Yes, backward-compatibility is important here. Package authors especially would like to opt-in to new features when they are available, without breaking compatibility with older tools versions. With the proposal as written, they can add the appropriate feature to their package manifest and then use #if $FeatureName to conditionally use the feature. This was quite important with the introduction of concurrency, for example, and a number of libraries made use of the semi-documented #if compiler(>=5.5) && $AsyncAwait to add async interfaces when built with new-enough tools.

I agree with this in the narrow case where one has specified both a feature-enablement flag (-enable-future-feature ConciseMagicFile) and a Swift language version that enables that feature by default (-swift-version 6). Did you mean for the warning/log to occur in other cases than that?

A flag like this would necessarily change meaning from one Swift release to the next as we add new "Swift 6" features, breaking source at each step, so I'm concerned about adding it. Perhaps there could be a different flag whose role is to warn about any features that the compiler knows about that haven't been explicitly specified. That way, you would get warnings if you haven't opted into a feature that's available, but the list of features that's enabled is still what was specified by the developer.

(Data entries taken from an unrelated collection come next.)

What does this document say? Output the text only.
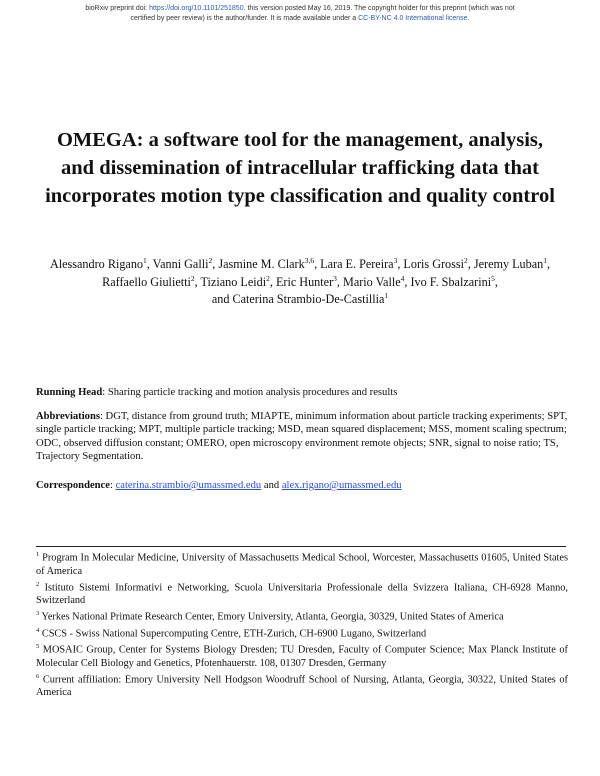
bioRxiv preprint doi: https://doi.org/10.1101/251850. this version posted May 16, 2019. The copyright holder for this preprint (which was not
certified by peer review) is the author/funder. It is made available under a CC-BY-NC 4.0 International license.
OMEGA: a software tool for the management, analysis, and dissemination of intracellular trafficking data that incorporates motion type classification and quality control
Alessandro Rigano$^1$, Vanni Galli$^2$, Jasmine M. Clark$^{3,6}$, Lara E. Pereira$^3$, Loris Grossi$^2$, Jeremy Luban$^1$, Raffaello Giulietti$^2$, Tiziano Leidi$^2$, Eric Hunter$^3$, Mario Valle$^4$, Ivo F. Sbalzarini$^5$,
and Caterina Strambio-De-Castillia$^1$
Running Head: Sharing particle tracking and motion analysis procedures and results
Abbreviations: DGT, distance from ground truth; MIAPTE, minimum information about particle tracking experiments; SPT, single particle tracking; MPT, multiple particle tracking; MSD, mean squared displacement; MSS, moment scaling spectrum; ODC, observed diffusion constant; OMERO, open microscopy environment remote objects; SNR, signal to noise ratio; TS, Trajectory Segmentation.
Correspondence: caterina.strambio@umassmed.edu and alex.rigano@umassmed.edu

$^1$ Program In Molecular Medicine, University of Massachusetts Medical School, Worcester, Massachusetts 01605, United States of America

$^2$ Istituto Sistemi Informativi e Networking, Scuola Universitaria Professionale della Svizzera Italiana, CH-6928 Manno, Switzerland

$^3$ Yerkes National Primate Research Center, Emory University, Atlanta, Georgia, 30329, United States of America

$^4$ CSCS - Swiss National Supercomputing Centre, ETH-Zurich, CH-6900 Lugano, Switzerland

$^5$ MOSAIC Group, Center for Systems Biology Dresden; TU Dresden, Faculty of Computer Science; Max Planck Institute of Molecular Cell Biology and Genetics, Pfotenhauerstr. 108, 01307 Dresden, Germany

$^6$ Current affiliation: Emory University Nell Hodgson Woodruff School of Nursing, Atlanta, Georgia, 30322, United States of America
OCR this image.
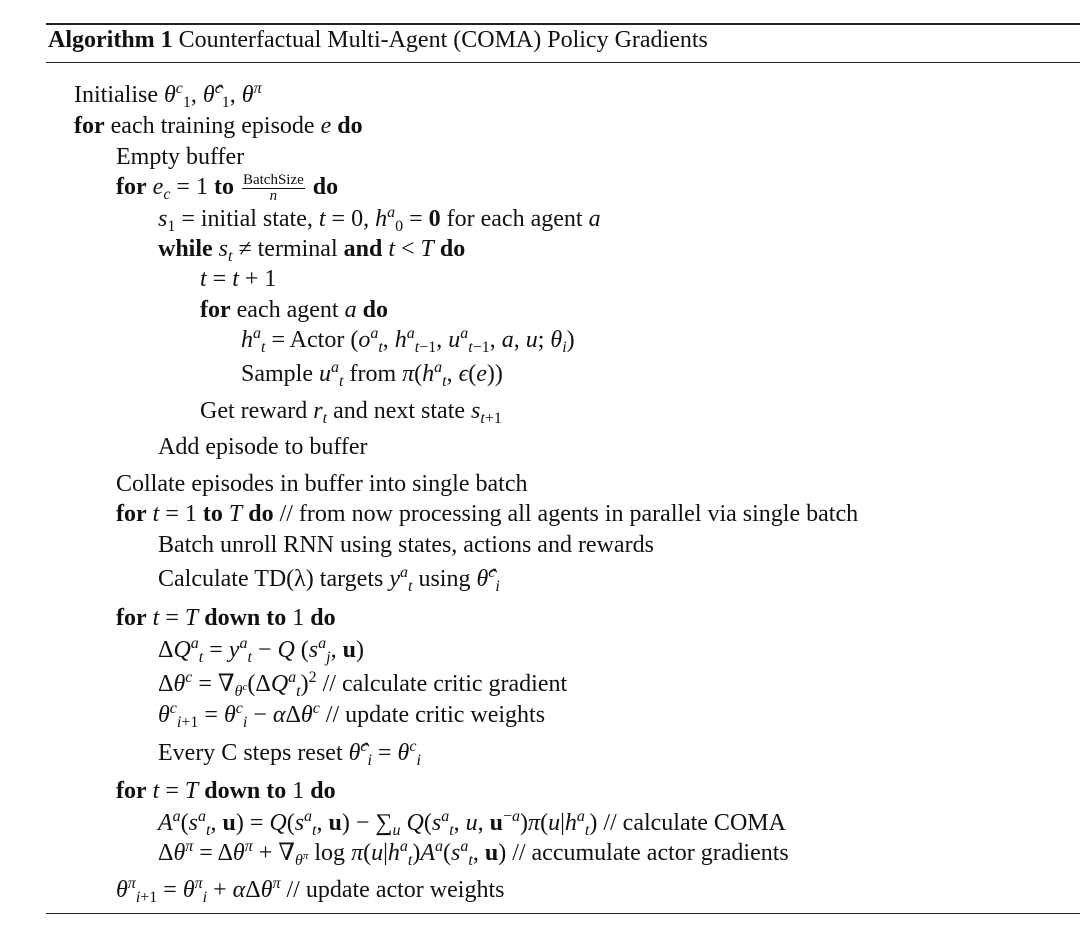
Algorithm 1 Counterfactual Multi-Agent (COMA) Policy Gradients
Initialise $\theta^c_1$, θ̂$^c_1$, $\theta^\pi$
for each training episode e do
Empty buffer
for $e_c = 1$ to $\frac{\text{BatchSize}}{n}$ do
$s_1$ = initial state, t = 0, $h^a_0 = 0$ for each agent a
while $s_t$ ≠ terminal and t < T do
t = t + 1
for each agent a do
$h^a_t$ = Actor ($o^a_t$, $h^a_{t-1}$, $u^a_{t-1}$, a, u; $\theta_i$)
Sample $u^a_t$ from $\pi(h^a_t$, ϵ(e))
Get reward $r_t$ and next state $s_{t+1}$
Add episode to buffer
Collate episodes in buffer into single batch
for t = 1 to T do // from now processing all agents in parallel via single batch
Batch unroll RNN using states, actions and rewards
Calculate TD(λ) targets $y^a_t$ using θ̂$^c_i$
for t = T down to 1 do
$\Delta Q^a_t = y^a_t - Q$ ($s^a_j$, u)
$\Delta\theta^c = \nabla_{\theta^c}(\Delta Q^a_t)^2$ // calculate critic gradient
$\theta^c_{i+1} = \theta^c_i - \alpha\Delta\theta^c$ // update critic weights
Every C steps reset θ̂$^c_i$ = $\theta^c_i$
for t = T down to 1 do
$A^a(s^a_t$, $u) = Q(s^a_t$, $u) - \sum_u$ $Q(s^a_t$, u, $u^{-a})\pi(u|h^a_t)$ // calculate COMA
$\Delta\theta^\pi = \Delta\theta^\pi + \nabla_{\theta^\pi}$ $\log \pi(u|h^a_t)A^a(s^a_t$, u) // accumulate actor gradients
$\theta^\pi_{i+1} = \theta^\pi_i + \alpha\Delta\theta^\pi$ // update actor weights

No, I should probably have both futureLanguageFeatures: and experimentalLanguageFeatures:.

We could put them into the "experimental" category, rather than inventing something new.

I don't think the SE numbers have a lot of meaning to folks outside this forum. Identifiers like AsyncAwait and ConciseMagicFile are far more immediately recognizable when you read them in, e.g., a package manifest or in source code.